Sorry to be such a bother I just can't find this in the documentation or examples of doing this from a class.
import org.apache.pdfbox.io.IOUtils import org.apache.pdfbox.pdmodel.PDDocument import org.apache.pdfbox.util.PDFTextStripperByArea import java.awt.Rectangle import org.apache.pdfbox.pdmodel.PDPage import com.google.gson.Gson class nocr { static void main(String args) { def flowFile = session.get() if (!flowFile) return try { def inputStream = session.read(flowFile) PDDocument document = PDDocument.load(inputStream) PDFTextStripperByArea stripper = newPDFTextStripperByArea() // Do your other stuff here, probably writing something out to flow file(s)? inputStream.close() // If you changed the original flow file, transfer it here session.transfer(flowFile, REL_SUCCESS) } catch ( Exception whatever ) { print(whatever) // Something went wrong, send the original flow file to failure session.transfer(flowFile, REL_FAILURE) } println('it worked') } }
Created 08-08-2018 06:13 PM
The script code runs basically as the body of an onTrigger() method, which is a Processor's method that gets called when ExecuteScript is triggered to execute.
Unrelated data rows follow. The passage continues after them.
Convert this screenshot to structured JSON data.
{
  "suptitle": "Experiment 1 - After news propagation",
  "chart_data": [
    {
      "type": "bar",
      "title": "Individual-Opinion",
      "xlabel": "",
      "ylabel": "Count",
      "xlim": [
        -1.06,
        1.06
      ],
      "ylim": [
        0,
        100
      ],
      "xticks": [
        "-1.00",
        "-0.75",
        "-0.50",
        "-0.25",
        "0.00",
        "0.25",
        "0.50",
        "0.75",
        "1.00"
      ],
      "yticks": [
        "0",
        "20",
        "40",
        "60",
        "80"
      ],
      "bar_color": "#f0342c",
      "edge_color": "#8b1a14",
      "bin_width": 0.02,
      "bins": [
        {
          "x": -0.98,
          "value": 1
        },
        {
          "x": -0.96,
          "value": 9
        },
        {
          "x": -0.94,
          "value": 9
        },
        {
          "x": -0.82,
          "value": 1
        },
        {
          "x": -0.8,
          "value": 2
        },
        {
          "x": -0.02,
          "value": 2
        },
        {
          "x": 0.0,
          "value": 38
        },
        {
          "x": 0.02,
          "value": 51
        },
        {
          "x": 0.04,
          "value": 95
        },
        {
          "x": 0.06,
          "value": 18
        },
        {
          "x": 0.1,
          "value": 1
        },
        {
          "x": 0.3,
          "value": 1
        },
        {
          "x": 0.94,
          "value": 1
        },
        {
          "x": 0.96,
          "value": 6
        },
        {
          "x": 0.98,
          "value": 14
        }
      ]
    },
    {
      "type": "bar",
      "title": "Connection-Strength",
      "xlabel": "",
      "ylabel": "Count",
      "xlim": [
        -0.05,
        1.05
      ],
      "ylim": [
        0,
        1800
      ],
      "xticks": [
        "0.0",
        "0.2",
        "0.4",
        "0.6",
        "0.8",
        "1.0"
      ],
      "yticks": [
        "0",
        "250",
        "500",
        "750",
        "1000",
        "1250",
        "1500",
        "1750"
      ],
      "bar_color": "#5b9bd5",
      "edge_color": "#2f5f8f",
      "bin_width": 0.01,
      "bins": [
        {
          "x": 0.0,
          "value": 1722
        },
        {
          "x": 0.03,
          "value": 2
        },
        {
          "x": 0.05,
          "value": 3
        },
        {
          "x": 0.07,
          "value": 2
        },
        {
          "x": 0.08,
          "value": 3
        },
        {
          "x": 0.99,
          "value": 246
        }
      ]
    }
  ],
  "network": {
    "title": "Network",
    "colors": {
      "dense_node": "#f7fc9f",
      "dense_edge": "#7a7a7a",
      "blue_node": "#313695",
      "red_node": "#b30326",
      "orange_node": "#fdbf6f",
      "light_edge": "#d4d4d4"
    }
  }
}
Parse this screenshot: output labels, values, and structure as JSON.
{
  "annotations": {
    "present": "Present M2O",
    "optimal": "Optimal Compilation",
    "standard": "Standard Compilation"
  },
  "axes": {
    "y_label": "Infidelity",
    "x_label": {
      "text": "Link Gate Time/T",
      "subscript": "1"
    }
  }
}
You don't need that code in a class, but if you want to call main() then you have to do it outside the class but in the same script. If you're trying to be able to pass in arguments, then instead of using a class with a main() method, the user would specify them in the ExecuteScript configuration dialog as user-defined properties, and they are available to the script by their name. They get bound to the script as variables with PropertyValue objects, so to get their values you'll need to call getValue() on them (there are examples in the cookbook).
If you want a full-fledged implementation of a Processor, you can use InvokeScriptedProcessor, that expects an implementation of the Processor interface, but still requires a line outside the class to store away a variable containing an instance of your Processor, then InvokeScriptedProcessor's methods get delegated to your Processor implementation. One of the advantages there is that you can add concrete properties to the InvokeScriptedProcessor dialog (via the getSupportedPropertyDescriptors() method) rather than passing in user-defined properties as variables to the script. I have some examples on my blog on how to use InvokeScriptedProcessor.
Created 08-08-2018 08:15 PM
Thanks for everything @Matt Burgess I was able to get this going by learning making my code more Groovy and cutting the need for classes and the main() method out of my implementation.